Smith’s long list of accolades includes seven individual state championships over the past four years, a top-four finish at the 2013 USATF Junior Olympics, and a track scholarship to Kansas State next season.
He’s also the boys Athlete of the Year on The Vicksburg Post’s first-ever All-County Track and Field team.
“It’s very much an accomplishment,” Smith said. “The first of anything is always good. The first person to break a record, the first to put a new time on a track. You’re the first. Can’t nobody take that from you.”
Smith excelled throughout his high school career. He won the state title in the 100 meter dash in 2013 and 2014 — with the fastest time in the state both years — and the long jump this season. His best event is the 200 meters, which he won four times.
Smith said the mental and physical challenge of the 200 made it his favorite event.
“I like short races. I like the 200. It’s about who can sustain it. It’s about strength, more. Can you sustain while other people are running beside you?” Smith said. “The 100 is just a quick race. Whoever has the most speed coming out.”
If there’s one thing Smith has, it’s speed to spare. His best 200 meter time this season, 20.79 seconds, would’ve put him in the top 10 of the Big 12 Conference that Kansas State competes in, and in the top 50 nationally.
“That’s not bad since I’m still in high school,” he said.
Smith, though, has far bigger goals in mind.
A few years down the road, a pro track career is a possibility. So are the 2020 Olympics, if he can continue to improve.

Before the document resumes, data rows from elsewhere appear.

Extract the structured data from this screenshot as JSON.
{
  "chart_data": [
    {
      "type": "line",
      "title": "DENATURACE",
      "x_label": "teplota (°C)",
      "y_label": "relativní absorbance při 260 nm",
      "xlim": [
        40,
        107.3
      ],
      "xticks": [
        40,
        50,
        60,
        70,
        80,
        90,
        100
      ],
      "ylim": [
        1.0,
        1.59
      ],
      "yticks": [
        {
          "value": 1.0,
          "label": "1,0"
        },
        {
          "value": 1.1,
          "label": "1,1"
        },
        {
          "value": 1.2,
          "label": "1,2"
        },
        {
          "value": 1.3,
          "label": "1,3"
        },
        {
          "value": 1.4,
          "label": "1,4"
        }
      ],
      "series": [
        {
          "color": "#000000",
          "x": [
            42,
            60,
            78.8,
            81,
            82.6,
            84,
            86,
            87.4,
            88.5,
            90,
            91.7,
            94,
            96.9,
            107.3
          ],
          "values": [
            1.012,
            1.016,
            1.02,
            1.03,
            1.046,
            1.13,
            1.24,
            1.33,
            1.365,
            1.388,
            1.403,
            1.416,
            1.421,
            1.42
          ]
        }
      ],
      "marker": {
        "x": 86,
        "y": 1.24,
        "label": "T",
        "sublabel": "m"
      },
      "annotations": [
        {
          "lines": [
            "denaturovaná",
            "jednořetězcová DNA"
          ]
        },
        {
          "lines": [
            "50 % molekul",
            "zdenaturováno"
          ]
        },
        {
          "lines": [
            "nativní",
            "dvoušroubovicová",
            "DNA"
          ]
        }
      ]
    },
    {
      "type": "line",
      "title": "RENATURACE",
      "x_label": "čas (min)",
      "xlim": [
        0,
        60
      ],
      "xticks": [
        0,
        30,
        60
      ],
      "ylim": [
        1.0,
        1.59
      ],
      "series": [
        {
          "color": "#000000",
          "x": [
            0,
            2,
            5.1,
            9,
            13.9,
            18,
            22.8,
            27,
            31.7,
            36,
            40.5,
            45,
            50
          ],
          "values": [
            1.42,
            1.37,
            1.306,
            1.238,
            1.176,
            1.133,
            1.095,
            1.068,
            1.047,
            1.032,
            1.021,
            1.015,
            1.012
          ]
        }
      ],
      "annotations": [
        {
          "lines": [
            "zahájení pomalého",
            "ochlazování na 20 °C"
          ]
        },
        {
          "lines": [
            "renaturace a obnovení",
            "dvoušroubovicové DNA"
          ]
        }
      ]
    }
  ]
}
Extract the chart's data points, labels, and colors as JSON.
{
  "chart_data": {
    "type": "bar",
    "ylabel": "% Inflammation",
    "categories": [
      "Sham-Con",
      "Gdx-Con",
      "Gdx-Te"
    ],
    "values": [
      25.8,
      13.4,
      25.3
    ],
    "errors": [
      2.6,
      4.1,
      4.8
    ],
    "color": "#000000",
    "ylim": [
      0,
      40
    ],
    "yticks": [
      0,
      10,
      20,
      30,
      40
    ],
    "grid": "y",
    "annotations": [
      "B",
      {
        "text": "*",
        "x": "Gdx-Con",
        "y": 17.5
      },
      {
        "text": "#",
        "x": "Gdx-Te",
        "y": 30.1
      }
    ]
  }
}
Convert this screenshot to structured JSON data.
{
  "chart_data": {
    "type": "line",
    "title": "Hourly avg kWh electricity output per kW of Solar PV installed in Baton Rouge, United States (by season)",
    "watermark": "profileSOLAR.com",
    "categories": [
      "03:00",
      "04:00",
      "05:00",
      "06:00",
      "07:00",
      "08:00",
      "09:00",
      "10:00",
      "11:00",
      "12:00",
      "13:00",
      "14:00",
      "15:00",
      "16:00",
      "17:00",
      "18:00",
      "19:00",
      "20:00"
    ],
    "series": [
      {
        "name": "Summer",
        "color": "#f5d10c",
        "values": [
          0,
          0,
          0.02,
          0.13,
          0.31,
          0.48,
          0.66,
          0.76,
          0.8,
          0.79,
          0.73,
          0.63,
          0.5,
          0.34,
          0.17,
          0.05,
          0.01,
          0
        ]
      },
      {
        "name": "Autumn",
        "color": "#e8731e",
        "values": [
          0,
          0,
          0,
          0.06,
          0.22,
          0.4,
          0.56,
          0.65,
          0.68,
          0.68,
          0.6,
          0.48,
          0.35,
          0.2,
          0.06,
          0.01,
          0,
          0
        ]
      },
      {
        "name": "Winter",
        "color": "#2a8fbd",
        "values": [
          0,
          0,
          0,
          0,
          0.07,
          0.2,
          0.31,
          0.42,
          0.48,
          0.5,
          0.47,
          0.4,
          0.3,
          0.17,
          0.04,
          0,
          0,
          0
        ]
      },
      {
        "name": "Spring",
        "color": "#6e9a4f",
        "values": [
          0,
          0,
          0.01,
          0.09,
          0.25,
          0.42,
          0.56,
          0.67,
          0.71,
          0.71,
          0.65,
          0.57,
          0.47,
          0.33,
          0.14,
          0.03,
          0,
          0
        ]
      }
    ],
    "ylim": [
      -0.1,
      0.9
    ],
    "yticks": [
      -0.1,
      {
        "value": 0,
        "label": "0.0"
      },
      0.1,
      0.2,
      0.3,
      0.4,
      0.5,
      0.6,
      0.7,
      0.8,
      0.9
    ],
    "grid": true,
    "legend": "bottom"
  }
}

“To come from Mississippi and do that, it’s something big,” Smith said. “It’d put us on the map, because everybody overlooked us. Like we’re not even really here, we’re just a state. That is very irritating. It makes me feel like we’re just irrelevant. I hate that.”
Reaching that level, Smith said, would mean more than just proudly representing Mississippi and the United States on his sport’s biggest stage.
It would mean he’d made it, when so many others had fallen by the wayside.
A few days before the state meet, when he was still eyeing the four-year sweep in the 200 meters and the state record, Smith said it was important to him not to be just a flash in the pan.
“If I accomplish it, I feel like people will remember me as the best to ever come out of Mississippi,” he said, referring to the 200 meter record. “And if I sustain it in college, then they’ll remember my name until I’m long gone. Right now, people just hear about people for a couple of years and then they disappear and they forget about them and they’re looking for the next best thing. I don’t want that to be me.”